The rsync needs -AXH because Docker's overlay2 storage driver cares about xattrs more than it cares about your feelings. docker info | grep "Docker Root Dir" confirmed /home/docker. Then rm -rf /var/lib/docker — the only rm -rf I've ever typed with genuine satisfaction.

I asked Claude what else could bloat root over time. Pacman cache and systemd journals — both bottomless by default. Arch never cleans /var/cache/pacman/pkg/ — every package you download stays there, old versions piling up alongside new ones. It's not a cache, it's a hoarder's closet. I enabled paccache.timer to trim it weekly:

sudo systemctl enable --now paccache.timer

Keeps the last three versions, deletes the rest. The kind of cleanup you set once and forget exists until it saves you six months later.

Then journalctl. Systemd's journal defaults to 10% of the filesystem, capped at 4 gigs — which sounds reasonable until you realize that on a 44-gig root, that's 4.4 gigabytes of logs competing with your actual system. I found 800 megabytes already and the system was two months old. I tightened it in /etc/systemd/journald.conf:

SystemMaxUse=200M

Two hundred megabytes of logs is more than enough to debug anything you'll actually debug. The rest is just systemd narrating your life to /var/log/journal/ like an unsolicited biographer.

The Optane sits empty now. Twenty-seven gigabytes of 3D XPoint doing nothing. Intel designed that chip for caching — it was supposed to sit between the CPU and the NAND, accelerating reads with its absurdly low latency. That low latency — roughly 10 microseconds for Optane versus 20-100 for NAND flash — makes it a decent swap device, since swap is all about random small reads under memory pressure. mkswap /dev/nvme1n1p2 and a line in fstab. Someday. For now it just holds the old root, untouched, a snapshot of the system from before I rearranged its organs at 1am because df -h hurt my feelings.

I spent more time protecting 44 gigabytes than most people spend on backups. But that's what happens when it's your only machine and you're too stubborn to reinstall.

What I Know Now

NVMe device names are suggestions, not promises — use lsblk sizes or /dev/disk/by-uuid/ like a civilized person. set -e will kill your script for doing its job, and e2fsck will return 1 to thank you for asking. A filesystem must always be smaller than its partition, because resize2fs and parted don't agree on what a gigabyte is, and neither of them will warn you. Never delete the old root — it's the only thing between you and a four-hour reinstall at 3am. Docker doesn't belong on root, pacman doesn't clean up after itself, and systemd will happily dedicate 10% of your root to logs about how everything is fine.

And about the AI thing: Claude Code wrote the script that migrated my root partition, found the bugs in its own script, fixed the disk enumeration issue when I reported it, and helped me harden the system afterward.
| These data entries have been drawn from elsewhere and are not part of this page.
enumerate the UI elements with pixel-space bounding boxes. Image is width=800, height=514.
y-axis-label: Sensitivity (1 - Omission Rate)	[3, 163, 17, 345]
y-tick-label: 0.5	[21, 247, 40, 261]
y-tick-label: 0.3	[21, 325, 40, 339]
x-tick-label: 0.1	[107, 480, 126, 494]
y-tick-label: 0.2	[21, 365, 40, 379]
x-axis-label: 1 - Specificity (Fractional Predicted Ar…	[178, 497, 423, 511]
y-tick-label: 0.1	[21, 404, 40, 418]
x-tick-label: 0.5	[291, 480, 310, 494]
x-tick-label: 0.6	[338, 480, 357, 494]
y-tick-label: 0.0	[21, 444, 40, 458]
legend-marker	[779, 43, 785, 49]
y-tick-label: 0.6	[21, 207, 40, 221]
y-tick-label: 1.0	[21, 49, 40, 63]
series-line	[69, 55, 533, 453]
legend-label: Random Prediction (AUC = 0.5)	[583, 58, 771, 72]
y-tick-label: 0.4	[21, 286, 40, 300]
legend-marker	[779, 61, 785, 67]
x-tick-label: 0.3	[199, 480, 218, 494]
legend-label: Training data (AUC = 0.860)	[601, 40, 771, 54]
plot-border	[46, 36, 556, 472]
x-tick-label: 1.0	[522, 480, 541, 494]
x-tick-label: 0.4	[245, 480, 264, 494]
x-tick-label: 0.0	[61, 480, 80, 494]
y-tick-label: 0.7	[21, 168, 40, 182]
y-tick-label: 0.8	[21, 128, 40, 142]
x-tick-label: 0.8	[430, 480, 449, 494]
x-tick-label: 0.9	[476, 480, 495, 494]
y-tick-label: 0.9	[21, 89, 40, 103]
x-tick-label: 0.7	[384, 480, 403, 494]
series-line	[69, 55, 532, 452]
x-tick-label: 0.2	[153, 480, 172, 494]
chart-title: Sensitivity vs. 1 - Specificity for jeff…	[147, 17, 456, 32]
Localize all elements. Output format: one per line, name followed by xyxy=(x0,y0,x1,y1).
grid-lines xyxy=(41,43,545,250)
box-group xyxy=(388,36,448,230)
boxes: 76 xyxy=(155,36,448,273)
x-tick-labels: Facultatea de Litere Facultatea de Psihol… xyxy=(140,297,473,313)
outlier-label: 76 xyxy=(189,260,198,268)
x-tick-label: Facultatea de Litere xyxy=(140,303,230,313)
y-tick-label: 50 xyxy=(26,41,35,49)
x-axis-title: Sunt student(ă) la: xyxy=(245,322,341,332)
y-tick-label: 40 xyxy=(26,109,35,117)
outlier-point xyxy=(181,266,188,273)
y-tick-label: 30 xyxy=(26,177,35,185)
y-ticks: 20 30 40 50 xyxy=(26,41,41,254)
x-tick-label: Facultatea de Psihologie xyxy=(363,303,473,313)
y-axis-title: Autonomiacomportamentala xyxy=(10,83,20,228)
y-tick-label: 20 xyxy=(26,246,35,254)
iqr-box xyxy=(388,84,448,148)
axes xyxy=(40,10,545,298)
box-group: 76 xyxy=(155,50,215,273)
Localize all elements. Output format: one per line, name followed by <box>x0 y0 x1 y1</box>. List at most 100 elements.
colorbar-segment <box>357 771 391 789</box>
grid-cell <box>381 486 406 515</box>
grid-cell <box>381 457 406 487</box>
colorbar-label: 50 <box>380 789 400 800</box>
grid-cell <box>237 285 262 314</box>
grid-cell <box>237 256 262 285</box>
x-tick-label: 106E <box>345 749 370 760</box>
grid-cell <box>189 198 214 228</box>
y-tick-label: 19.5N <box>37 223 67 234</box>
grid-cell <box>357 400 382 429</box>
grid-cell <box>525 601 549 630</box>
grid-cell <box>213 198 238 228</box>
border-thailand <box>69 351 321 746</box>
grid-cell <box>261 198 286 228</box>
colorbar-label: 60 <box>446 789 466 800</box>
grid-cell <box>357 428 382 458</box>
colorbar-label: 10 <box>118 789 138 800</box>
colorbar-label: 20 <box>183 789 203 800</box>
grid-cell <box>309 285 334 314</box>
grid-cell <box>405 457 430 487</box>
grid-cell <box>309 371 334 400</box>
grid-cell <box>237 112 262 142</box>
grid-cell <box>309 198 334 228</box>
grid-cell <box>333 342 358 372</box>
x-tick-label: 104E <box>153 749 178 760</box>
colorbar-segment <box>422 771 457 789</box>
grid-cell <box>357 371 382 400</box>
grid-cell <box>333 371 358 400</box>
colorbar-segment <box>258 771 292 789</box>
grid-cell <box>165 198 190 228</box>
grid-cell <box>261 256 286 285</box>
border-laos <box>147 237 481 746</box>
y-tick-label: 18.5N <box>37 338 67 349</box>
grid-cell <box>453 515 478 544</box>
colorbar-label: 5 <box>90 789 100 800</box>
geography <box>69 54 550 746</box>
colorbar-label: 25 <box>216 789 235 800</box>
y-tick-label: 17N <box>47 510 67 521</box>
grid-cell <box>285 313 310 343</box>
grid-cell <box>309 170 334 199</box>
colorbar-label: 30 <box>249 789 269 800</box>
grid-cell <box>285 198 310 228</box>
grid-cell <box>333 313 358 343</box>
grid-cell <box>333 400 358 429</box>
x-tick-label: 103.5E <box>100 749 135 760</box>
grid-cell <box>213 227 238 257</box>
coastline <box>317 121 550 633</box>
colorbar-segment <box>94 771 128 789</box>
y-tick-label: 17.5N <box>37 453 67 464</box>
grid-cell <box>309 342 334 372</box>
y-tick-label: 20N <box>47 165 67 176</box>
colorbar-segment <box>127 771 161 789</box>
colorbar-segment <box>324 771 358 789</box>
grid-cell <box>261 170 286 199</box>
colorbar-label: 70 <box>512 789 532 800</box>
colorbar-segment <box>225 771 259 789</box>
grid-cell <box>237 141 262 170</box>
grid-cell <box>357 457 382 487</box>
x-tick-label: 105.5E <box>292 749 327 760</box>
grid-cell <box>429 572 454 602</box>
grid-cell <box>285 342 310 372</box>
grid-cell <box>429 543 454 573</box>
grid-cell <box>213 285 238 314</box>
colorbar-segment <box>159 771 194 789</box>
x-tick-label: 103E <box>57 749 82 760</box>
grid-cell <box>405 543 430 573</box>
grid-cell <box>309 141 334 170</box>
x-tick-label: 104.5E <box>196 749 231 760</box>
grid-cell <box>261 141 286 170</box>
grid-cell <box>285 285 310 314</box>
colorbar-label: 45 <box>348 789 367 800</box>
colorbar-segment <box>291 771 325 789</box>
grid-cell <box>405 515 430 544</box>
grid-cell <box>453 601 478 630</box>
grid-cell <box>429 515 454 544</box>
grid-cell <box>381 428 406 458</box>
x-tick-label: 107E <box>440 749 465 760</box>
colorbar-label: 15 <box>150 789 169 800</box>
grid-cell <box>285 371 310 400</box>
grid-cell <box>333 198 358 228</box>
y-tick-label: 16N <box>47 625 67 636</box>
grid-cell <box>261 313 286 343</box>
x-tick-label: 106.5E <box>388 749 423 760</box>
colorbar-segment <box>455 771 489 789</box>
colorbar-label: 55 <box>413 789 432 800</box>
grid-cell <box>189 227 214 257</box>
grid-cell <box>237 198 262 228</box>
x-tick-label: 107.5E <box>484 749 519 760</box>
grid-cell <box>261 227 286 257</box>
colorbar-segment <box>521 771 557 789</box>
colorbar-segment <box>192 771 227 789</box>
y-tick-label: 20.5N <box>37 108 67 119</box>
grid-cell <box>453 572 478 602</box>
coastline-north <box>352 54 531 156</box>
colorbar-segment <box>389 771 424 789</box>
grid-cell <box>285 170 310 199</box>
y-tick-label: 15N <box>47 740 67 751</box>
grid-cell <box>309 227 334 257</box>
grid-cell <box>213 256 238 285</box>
It did all of that. But it did none of it unprompted. I described the problem in detail. I asked for specific reviews. I read every line of output. I told it when things broke and how they broke. Before the final run, I told Claude to double-check everything — run shellcheck, make sure nothing was off. It passed clean. The AI was the most competent pair programmer I've ever had — but it still needed a human at the keyboard who knew what questions to ask and when to say "wait, that doesn't look right."

The people who say "AI will replace engineers" and the people who say "AI is useless" are both wrong in the same way. They both think it's supposed to work alone.

The full script is here, if you're the kind of person who reads other people's bash scripts at 2am.

Three boots, two catastrophic bugs caught before they fired, one partition table that finally makes sense, and a mass of 3D XPoint sitting idle because I haven't gotten around to mkswap. It's 2am. The fan hums. The terminal is still open. I should go to bed, but df -h looks so good now I keep running it.